Of course, large and extremely unsanitary tent encampments are far from safe. Nan Roman, the president and CEO of the Alliance to End Homelessness, a nonpartisan policy organization, stressed in an interview that the health risks were still very serious for those living on the street, and noted that while the CDC has not directed governments to clear encampments, “they certainly haven’t indicated that people should stay on the street.”
But sleeping bags and tents still dot the sidewalks, and there is even anecdotal reporting of encampments growing larger and more out-of-control than before, along with open-air drug dealing and the flouting of social-distancing rules. Many of the street population, affected by drug use and mental-health issues, “live in their own world,” Eide noted. Roman advocated outreach and education to increase compliance with social distancing, but ongoing attempts have had mixed results at best, endangering not only those who refuse to comply, but those homeless who do follow the rules, and all governmental and nonprofit workers who come into contact with them.

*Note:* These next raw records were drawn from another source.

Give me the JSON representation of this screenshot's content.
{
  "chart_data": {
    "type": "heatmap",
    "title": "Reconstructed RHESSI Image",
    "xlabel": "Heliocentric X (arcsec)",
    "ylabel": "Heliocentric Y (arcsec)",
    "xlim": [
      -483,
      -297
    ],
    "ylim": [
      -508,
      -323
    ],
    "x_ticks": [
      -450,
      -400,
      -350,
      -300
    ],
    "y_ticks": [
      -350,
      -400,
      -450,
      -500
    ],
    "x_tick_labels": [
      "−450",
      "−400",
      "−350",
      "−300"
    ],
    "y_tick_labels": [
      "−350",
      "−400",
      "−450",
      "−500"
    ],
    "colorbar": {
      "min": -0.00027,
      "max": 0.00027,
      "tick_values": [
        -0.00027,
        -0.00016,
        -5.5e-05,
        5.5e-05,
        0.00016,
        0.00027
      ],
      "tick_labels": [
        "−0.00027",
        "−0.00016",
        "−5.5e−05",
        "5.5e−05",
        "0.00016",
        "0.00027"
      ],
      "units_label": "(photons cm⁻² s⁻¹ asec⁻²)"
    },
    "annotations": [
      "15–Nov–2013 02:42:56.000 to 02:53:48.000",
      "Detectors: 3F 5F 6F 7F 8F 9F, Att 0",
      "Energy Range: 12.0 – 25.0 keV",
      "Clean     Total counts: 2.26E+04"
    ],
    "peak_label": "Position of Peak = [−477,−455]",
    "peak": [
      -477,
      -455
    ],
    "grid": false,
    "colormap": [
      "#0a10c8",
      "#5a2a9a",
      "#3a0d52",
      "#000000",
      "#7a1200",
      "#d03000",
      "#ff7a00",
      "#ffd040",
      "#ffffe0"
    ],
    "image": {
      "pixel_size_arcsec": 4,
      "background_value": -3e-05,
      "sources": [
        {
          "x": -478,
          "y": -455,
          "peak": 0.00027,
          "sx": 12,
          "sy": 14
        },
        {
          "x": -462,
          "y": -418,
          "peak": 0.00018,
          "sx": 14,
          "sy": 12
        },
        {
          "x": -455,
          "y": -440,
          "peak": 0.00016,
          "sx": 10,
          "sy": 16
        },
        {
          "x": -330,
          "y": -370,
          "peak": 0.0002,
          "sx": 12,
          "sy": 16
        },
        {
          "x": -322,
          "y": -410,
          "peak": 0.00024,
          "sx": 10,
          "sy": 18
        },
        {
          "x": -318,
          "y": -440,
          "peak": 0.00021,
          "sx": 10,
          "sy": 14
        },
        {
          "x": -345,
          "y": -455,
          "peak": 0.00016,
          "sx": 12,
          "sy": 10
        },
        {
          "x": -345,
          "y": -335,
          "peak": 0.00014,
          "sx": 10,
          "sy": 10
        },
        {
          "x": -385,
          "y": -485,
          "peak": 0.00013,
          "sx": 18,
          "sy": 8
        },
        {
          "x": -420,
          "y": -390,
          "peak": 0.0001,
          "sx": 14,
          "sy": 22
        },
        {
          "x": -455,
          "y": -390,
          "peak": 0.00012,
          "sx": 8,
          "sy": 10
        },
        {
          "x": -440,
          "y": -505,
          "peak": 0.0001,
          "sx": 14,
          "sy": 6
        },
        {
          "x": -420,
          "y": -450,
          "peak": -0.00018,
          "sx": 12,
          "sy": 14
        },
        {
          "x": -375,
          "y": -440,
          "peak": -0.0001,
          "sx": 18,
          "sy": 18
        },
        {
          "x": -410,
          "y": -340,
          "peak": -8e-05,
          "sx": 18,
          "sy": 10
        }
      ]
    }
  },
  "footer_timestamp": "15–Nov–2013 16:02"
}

However, there has not yet been the predicted catastrophe among shelters and encampments, aside from a few well-publicized cases. This could be the result of poor testing as much as anything else, especially among the street population, who certainly remain vulnerable while the virus continues to circulate.
But homelessness policymakers may soon be dealing with problems that go far beyond immediate health concerns. While Eide and Roman both confirmed that there does not seem to be an immediate rise in homelessness, due mostly to governments banning rent evictions, they also both agreed that this pause is temporary. The recession caused by the outbreak threatens to be the worst since the Great Depression, and while homelessness has a myriad of causes, from crime to mental illness to drug addiction, missing rent checks or losing jobs due to recession will inevitably lead to the loss of housing for some.
Urban homelessness was a crisis for years before the pandemic, and the spread of coronavirus threatens to make it even more widespread and even less safe. There is still so much we don’t know about what the coming years will bring for cities: How much will homeless populations grow? Will they be spread throughout the country or will they congregate, as they do now, in cities where services are clustered? What toll will the disease take from the homeless? How much will aid providers, already stretched by a lack of supplies and volunteers, be overwhelmed by demand and inevitable budget cuts? As Roman put it, even if we safely house the entire existing homeless population, we risk “replacing one [homeless] population with another.”
But there is much we have known for years: that homelessness is a human disaster and a public-health crisis, that it is an intolerable way to allow people to live and a blight on urban life and public order. The inhabitants of these cities, faced with this self-acknowledged humanitarian crisis in the heart of some of the most purportedly progressive places in America, have for years tolerated and even enabled the conditions that allowed it to rise.
Labyrinthine regulations and staunch NIMBYism that has made housing prices prohibitive, opposition to enforcing quality-of-life laws that might preserve order on the streets, persistent activism against attempts to commit mentally ill people living on the street to institutions, and an attitude toward public services that amounts to throwing more money at the problem every election year and trying to ignore the people huddled in subway stations and in doorways: The status quo has been intolerable, but tolerated, for a long time. It remains to be seen whether the current pandemic will test that.